Pour faire face à ces prévisions, la Commission européenne souhaite recourir plus intensivement et radicalement aux autres modes de transport que la route. Le programme Marco Polo est l'une des mesures pour atteindre cet objectif dans le secteur du transport international de marchandises.

Contrairement au PACT, Marco Polo pourra financer de manière plus importante tous les projets de transport modal alternatifs à la route que ce soit le transport fret en vrac ou le transport conventionnel. Il pourra également contribuer au transfert d'un volume de marchandises correspondant à la croissance prévue du fret routier international vers d'autres modes de transport, vers le rail, la navigation maritime à courte distance et la navigation intérieure.

Les initiatives françaises

En 2001, l'administration française s'est, elle aussi, mobilisée en faveur du développement du transport maritime à courte distance. Deux actions ont été menées : d'une part le gouvernement a demandé une notification d'aide au démarrage des lignes de cabotage à la Commission européenne et d'autre part, il a débloqué une aide financière en faveur d'un bureau de promotion du "short sea", le BP2S.

Une aide financière à la création de lignes de cabotage

Le dispositif d'aide à la création de lignes de transport maritime à courte distance prévoit la possibilité de financer à hauteur de 50 % des études de faisabilité et de prendre en charge pendant trois années consécutives 30 % des dépenses liées à l'exploitation d'une nouvelle ligne de cabotage.

Réflexion sur les "goulets d'étranglements"

Le 7 décembre 2001, à l'initiative de la France, un groupe de travail tripartite avec l'Espagne et l'Italie a été créé pour élaborer des propositions communes et lancer des initiatives destinées à promouvoir le cabotage maritime, en particulier pour répondre à la problématique du franchissement des zones sensibles que constituent les massifs alpins et pyrénéen.

Ce groupe de travail traite à la fois de résorption des goulets d'étranglement, de l'organisation de l'intermodalité, particulièrement avec le réseau ferré, de l'efficacité de la chaîne de transport, des simplifications administratives et du développement des aides publiques au cabotage.

Un bureau de promotion du short sea : le BP2S

La commission a vivement encouragé la création de bureaux de promotion du short sea dans toute l'Europe.
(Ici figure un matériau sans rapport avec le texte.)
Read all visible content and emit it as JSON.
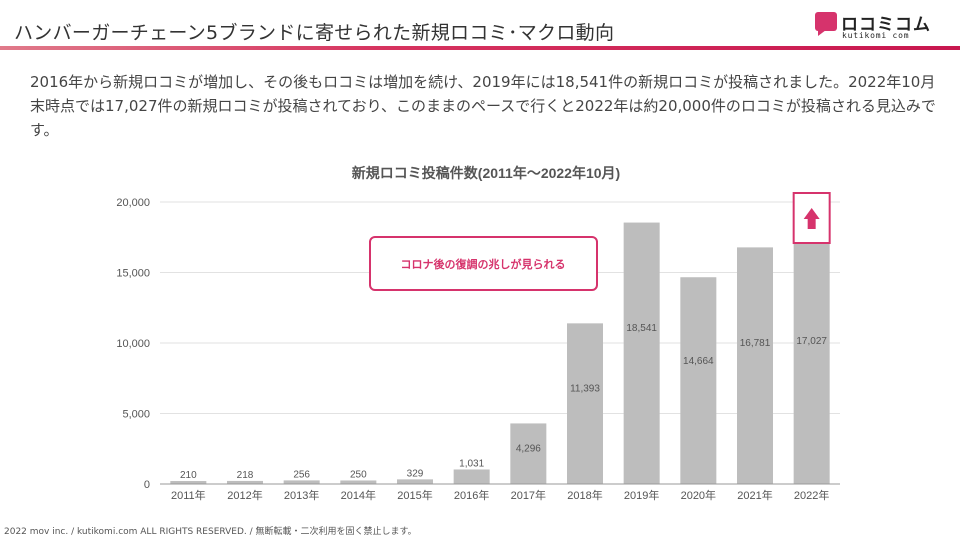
{
  "header": {
    "title": "ハンバーガーチェーン5ブランドに寄せられた新規ロコミ･マクロ動向",
    "logo_text": "ロコミコム",
    "logo_sub": "kutikomi com",
    "accent_color": "#d6336c"
  },
  "body": {
    "text": "2016年から新規ロコミが増加し、その後もロコミは増加を続け、2019年には18,541件の新規ロコミが投稿されました。2022年10月末時点では17,027件の新規ロコミが投稿されており、このままのペースで行くと2022年は約20,000件のロコミが投稿される見込みです。"
  },
  "chart_data": {
    "type": "bar",
    "title": "新規ロコミ投稿件数(2011年～2022年10月)",
    "categories": [
      "2011年",
      "2012年",
      "2013年",
      "2014年",
      "2015年",
      "2016年",
      "2017年",
      "2018年",
      "2019年",
      "2020年",
      "2021年",
      "2022年"
    ],
    "values": [
      210,
      218,
      256,
      250,
      329,
      1031,
      4296,
      11393,
      18541,
      14664,
      16781,
      17027
    ],
    "data_labels": [
      "210",
      "218",
      "256",
      "250",
      "329",
      "1,031",
      "4,296",
      "11,393",
      "18,541",
      "14,664",
      "16,781",
      "17,027"
    ],
    "ylim": [
      0,
      20000
    ],
    "yticks": [
      0,
      5000,
      10000,
      15000,
      20000
    ],
    "ytick_labels": [
      "0",
      "5,000",
      "10,000",
      "15,000",
      "20,000"
    ],
    "xlabel": "",
    "ylabel": "",
    "grid": true,
    "bar_color": "#bdbdbd",
    "highlight_color": "#d6336c",
    "annotation": "コロナ後の復調の兆しが見られる",
    "highlight_category": "2022年",
    "highlight_icon": "up-arrow-icon"
  },
  "footer": {
    "text": "2022 mov inc. / kutikomi.com ALL RIGHTS RESERVED. / 無断転載・二次利用を固く禁止します。"
  }
}
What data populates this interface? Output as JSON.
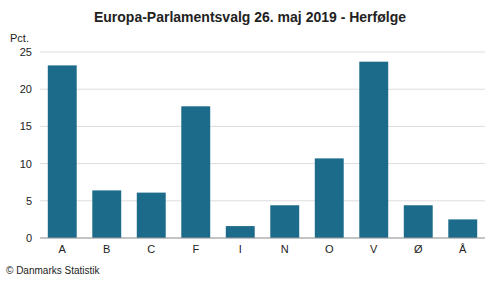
{
  "chart_data": {
    "type": "bar",
    "title": "Europa-Parlamentsvalg 26. maj 2019 - Herfølge",
    "categories": [
      "A",
      "B",
      "C",
      "F",
      "I",
      "N",
      "O",
      "V",
      "Ø",
      "Å"
    ],
    "values": [
      23.2,
      6.4,
      6.1,
      17.7,
      1.6,
      4.4,
      10.7,
      23.7,
      4.4,
      2.5
    ],
    "color": "#1c6b8a",
    "ylabel": "Pct.",
    "ylim": [
      0,
      25
    ],
    "yticks": [
      0,
      5,
      10,
      15,
      20,
      25
    ],
    "grid": true,
    "annotations": [
      "© Danmarks Statistik"
    ]
  }
}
La plupart des pays européens s'est déjà dotée de telles structures, parmi lesquelles la France, avec la création du "Bureau de Promotion du Short Sea" (BP2S).

Le "Bureau de Promotion du Short Sea" français a été créé en janvier 2000. Il réunit l'administration (la Direction du Transport Maritime, des Ports et du Littoral), plusieurs collectivités territoriales, les professionnels de la chaîne de transport (armateurs, chargeurs, transporteurs terrestres, agents maritimes, commissionnaires de transport) ainsi que les ports. Il constitue le maillon français du réseau européen des bureaux nationaux de promotion du transport maritime à courte distance.

Le BP2S a plusieurs missions :

  • Mettre à la disposition des pouvoirs publics (administrations centrales, collectivités locales) et des entreprises (fournisseurs de services de transport, chargeurs, opérateurs...) une plate-forme d'échanges et de réflexion sur les potentialités du transport maritime à courte distance au plan local, national et communautaire. Il tient à jour une base de données sur les services du Short Sea au départ ou à destination des ports français.
  • Identifier les gisements de frets transférables du mode routier vers des schémas de transport maritime ou multimodaux à chaînon maritime.
  • Améliorer les connaissances sur les conditions économiques de faisabilité de services maritimes, les obstacles et les solutions.
  • Informer les publics concernés des évolutions sur les environnements légal et réglementaire, économique, technique (veilles documentaires, enquêtes,...).